—Un lapin? oui, c’est possible... alors un lapin tout cuit, et il a mis son chapeau dessus pour le tenir au chaud.
Cependant, le propriétaire de ladite coiffure poursuivait le récit de son aventure.
«—Le roi se roulait à mes pieds en criant: de grâce! noble Français, demande-moi quelque chose... un souvenir, une babiole... accepte seulement dix millions.—Sire, un mot de plus à propos d’argent, et je m’éloigne, dis-je avec un accent indigné.—Ah! j’en mourrai! soupira le roi plein de respect pour ma belle âme...»
Après un instant d’hésitation, l’homme au chapeau baissa le ton et continua, comme s’il faisait une confidence à son auditoire:
«—Je vous l’avouerai, messieurs les militaires, je fus vaincu dans cette lutte de générosité, car je me laissai attendrir, et je pris le monarque en pitié.—Eh bien! Sire, lui dis-je, puisque vous l’exigez, je vous demanderai une chose.—Laquelle? beugla-t-il en se relevant d’un bond joyeux qui le remit achevai; laquelle?—SIRE, C’EST LA RECETTE DE LA POUDRE AVEC LAQUELLE VOUS NETTOYEZ VOS CHANDELIERS!!!»

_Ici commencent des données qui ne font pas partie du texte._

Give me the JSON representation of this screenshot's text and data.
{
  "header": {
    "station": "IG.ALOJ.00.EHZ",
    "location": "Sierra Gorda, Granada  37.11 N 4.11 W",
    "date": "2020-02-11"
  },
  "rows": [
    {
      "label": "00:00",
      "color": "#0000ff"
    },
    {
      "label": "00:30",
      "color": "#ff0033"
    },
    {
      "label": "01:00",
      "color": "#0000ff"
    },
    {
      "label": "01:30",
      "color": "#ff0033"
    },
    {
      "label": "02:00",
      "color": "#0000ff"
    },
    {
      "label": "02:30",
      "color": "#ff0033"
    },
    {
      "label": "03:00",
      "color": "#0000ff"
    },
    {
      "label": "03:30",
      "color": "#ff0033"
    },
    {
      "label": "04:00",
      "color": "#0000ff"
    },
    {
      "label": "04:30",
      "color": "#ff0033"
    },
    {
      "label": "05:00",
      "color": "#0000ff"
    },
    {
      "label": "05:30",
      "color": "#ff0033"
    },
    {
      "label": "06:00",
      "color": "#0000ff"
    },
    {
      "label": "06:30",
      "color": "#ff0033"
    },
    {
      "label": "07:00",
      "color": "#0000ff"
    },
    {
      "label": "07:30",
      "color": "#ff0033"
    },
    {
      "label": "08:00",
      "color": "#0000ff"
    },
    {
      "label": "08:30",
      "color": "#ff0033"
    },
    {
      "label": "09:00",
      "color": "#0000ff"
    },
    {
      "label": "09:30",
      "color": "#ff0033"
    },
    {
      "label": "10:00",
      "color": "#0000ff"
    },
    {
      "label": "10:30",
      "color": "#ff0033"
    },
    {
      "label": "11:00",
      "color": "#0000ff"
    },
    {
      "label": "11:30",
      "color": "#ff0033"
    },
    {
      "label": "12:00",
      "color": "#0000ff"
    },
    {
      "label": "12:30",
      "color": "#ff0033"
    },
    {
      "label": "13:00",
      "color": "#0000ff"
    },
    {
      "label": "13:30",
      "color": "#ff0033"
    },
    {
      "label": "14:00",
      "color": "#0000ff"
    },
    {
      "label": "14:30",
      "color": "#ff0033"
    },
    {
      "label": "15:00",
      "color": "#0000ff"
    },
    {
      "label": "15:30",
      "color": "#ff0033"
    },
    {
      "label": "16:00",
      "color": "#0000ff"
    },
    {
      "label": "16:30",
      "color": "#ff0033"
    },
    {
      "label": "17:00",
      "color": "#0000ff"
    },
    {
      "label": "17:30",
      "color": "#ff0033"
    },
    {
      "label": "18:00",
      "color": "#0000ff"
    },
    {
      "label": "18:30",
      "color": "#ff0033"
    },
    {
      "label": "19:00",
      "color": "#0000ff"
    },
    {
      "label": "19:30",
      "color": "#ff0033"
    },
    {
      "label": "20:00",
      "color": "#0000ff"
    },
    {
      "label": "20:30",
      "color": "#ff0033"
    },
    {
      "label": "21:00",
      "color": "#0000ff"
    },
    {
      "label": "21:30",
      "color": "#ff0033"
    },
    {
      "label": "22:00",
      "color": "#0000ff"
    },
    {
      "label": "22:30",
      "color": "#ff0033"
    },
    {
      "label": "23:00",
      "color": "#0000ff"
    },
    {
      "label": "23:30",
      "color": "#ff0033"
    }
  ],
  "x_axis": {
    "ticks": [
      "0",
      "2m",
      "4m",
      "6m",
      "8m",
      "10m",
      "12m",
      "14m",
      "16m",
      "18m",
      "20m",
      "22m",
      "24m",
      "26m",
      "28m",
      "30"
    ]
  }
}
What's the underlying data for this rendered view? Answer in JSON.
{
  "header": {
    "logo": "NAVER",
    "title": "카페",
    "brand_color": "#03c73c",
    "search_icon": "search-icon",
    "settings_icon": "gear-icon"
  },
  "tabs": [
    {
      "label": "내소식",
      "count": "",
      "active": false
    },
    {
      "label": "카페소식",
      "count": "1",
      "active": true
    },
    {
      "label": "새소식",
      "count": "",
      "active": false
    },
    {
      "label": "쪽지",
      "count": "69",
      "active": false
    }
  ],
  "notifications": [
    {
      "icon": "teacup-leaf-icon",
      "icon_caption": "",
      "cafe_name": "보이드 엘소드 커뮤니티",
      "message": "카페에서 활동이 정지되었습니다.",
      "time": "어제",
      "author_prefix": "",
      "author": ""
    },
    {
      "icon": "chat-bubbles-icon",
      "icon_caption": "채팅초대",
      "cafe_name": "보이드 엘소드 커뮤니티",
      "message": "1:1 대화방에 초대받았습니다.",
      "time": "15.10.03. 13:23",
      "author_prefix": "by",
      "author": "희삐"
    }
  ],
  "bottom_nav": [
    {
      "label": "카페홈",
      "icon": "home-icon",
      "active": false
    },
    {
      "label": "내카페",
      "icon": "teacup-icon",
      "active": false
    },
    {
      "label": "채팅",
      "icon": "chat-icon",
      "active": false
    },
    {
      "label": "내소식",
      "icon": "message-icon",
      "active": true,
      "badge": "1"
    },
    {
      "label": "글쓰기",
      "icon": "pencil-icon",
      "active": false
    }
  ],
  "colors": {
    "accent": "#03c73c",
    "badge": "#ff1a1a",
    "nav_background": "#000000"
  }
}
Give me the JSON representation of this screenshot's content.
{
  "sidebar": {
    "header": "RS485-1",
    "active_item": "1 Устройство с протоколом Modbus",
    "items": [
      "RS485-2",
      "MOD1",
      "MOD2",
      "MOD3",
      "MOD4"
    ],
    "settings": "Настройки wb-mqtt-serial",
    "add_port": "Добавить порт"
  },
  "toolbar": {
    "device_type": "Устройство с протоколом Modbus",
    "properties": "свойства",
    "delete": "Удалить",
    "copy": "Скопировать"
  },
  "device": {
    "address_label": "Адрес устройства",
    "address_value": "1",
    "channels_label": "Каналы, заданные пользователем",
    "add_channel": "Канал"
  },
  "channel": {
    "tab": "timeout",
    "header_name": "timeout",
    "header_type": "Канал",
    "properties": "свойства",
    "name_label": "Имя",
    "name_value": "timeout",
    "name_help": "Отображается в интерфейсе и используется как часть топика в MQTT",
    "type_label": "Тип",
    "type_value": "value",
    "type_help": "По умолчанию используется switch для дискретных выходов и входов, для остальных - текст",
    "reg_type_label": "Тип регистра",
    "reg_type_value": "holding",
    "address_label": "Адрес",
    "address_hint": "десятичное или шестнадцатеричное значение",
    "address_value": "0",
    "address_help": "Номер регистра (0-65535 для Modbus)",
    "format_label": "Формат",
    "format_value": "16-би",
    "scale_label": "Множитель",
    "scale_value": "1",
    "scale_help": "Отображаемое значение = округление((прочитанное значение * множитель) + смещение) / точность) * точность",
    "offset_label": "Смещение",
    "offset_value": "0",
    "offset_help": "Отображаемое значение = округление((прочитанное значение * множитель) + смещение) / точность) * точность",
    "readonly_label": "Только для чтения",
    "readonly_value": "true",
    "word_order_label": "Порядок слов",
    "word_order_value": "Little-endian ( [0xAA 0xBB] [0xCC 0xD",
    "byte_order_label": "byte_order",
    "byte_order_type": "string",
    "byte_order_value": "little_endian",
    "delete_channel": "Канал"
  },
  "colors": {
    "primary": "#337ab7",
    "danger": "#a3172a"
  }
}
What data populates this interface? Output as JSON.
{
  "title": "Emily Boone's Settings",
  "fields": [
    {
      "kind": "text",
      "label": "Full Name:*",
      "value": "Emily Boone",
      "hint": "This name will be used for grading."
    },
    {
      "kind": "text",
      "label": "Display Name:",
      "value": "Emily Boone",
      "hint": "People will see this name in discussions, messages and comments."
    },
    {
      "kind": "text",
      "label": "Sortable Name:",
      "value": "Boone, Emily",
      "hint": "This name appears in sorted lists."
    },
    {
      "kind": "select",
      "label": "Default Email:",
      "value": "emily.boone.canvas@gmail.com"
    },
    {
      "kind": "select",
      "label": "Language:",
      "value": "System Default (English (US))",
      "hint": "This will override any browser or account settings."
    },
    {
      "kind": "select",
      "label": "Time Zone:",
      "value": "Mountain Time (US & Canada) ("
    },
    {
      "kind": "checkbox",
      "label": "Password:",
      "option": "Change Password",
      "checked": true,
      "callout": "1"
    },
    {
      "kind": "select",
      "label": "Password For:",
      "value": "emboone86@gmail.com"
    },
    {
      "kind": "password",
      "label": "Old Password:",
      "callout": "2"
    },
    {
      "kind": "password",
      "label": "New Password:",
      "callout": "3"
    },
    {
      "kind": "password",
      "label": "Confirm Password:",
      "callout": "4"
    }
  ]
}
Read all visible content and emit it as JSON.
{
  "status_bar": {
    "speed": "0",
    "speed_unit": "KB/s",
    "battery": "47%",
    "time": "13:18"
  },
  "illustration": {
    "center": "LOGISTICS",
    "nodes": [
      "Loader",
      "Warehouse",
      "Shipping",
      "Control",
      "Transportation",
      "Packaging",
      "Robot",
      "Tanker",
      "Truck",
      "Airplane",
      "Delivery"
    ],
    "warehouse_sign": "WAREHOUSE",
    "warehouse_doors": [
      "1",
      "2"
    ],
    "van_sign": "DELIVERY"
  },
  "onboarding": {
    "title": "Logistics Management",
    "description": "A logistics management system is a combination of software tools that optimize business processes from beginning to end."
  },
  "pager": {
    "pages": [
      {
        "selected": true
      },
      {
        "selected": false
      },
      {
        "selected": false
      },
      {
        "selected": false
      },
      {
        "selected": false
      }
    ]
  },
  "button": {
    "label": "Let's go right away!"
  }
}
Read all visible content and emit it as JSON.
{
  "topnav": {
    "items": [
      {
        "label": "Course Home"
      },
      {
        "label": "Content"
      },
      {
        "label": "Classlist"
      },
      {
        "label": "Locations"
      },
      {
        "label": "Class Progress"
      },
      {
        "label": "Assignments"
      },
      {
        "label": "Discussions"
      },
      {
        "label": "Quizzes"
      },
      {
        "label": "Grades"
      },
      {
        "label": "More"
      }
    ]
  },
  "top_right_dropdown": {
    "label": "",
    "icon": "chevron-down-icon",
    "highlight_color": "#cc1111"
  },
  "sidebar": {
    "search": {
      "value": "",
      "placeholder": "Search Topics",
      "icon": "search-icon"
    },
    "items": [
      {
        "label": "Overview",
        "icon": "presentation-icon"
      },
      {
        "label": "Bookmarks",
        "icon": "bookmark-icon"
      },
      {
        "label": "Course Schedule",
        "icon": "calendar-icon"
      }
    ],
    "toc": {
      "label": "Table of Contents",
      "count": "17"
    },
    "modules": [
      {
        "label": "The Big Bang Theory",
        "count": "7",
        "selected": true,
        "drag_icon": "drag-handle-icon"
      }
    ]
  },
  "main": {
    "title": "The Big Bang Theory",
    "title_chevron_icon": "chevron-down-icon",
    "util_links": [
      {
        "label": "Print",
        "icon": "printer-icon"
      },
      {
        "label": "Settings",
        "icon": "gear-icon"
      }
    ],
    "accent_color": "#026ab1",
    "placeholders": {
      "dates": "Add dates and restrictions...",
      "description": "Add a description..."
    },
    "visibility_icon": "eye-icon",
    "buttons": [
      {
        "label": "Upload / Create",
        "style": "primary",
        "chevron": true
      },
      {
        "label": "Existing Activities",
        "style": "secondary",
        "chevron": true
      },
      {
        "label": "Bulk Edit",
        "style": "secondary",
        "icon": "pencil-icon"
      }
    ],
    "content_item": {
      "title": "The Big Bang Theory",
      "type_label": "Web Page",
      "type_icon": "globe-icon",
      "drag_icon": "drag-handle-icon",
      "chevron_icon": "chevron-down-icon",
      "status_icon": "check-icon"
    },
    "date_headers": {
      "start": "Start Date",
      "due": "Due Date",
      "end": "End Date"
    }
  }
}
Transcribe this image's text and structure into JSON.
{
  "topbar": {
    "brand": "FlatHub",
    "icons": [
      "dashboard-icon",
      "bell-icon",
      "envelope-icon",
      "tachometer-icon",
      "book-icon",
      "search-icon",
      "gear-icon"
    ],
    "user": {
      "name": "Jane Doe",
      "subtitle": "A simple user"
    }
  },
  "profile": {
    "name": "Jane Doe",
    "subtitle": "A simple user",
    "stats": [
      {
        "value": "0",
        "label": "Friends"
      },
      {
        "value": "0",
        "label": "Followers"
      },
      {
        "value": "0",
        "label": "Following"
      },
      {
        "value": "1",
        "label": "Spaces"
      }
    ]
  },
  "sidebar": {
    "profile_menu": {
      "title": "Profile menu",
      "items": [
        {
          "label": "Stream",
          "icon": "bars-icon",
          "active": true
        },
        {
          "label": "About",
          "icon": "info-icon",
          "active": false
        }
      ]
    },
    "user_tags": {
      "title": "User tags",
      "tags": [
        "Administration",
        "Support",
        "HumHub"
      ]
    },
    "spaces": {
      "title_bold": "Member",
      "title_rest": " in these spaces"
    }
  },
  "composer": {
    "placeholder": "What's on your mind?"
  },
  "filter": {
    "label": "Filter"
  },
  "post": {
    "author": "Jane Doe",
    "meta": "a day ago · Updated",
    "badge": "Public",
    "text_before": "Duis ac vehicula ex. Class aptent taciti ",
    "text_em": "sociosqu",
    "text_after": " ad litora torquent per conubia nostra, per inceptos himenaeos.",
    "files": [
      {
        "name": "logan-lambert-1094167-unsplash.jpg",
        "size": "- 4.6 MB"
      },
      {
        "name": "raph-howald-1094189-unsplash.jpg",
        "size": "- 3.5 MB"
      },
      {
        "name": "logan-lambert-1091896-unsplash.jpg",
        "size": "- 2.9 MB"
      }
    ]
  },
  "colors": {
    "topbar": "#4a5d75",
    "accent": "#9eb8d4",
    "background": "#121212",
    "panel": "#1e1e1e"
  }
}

En même temps qu’il disait ces mots sans rire, le conteur s’inclina vers le chapeau qui intriguait tant l’assistance, le souleva et découvrit un chandelier dont la partie supérieure resplendissait d’éclat, tandis que le bas en était noir de malpropreté. Il remit le chapeau sur sa tête, et plongeant la main dans la poche de son habit, il en tira une poignée de petites boîtes et reprit:
—Cette poudre, la voici. Combien vaut ce secret d’un roi? me demanderez-vous. En Allemagne et à Madagascar, j’ai refusé mille francs de mes boîtes; mais à des compatriotes, je ne demande que cinq sous. Achetez, achetez, c’est un conseil de père que je vous donne, car vous ne trouverez cette poudre que chez moi, Nicolas Borax, seul propriétaire du secret, ainsi que l’atteste le parchemin du roi indien, que j’ai déposé à la Banque. Avec cette poudre, on nettoie indifféremment les chandeliers, l’argenterie et les dents. Cinq sous! cinq sous! ne vous étouffez pas! chacun aura son tour.
Mais la recommandation de ne pas s’étouffer était complétement inutile, car la foule, aussitôt le mystère du chapeau connu, s’était éclipsée en riant.
—Saperlotte! murmura Borax en voyant s’éloigner le public, voilà mon déjeuner qui s’envole! Justement ce matin, j’ai une faim... quelle faim!...
Parmi les rares fidèles restés sur la place se trouvaient les deux jeunes gens qui s’étaient donné les noms d’Ernest et Paul. En répétant: «Cinq sous, cinq sous», Nicolas Borax était arrivé devant eux.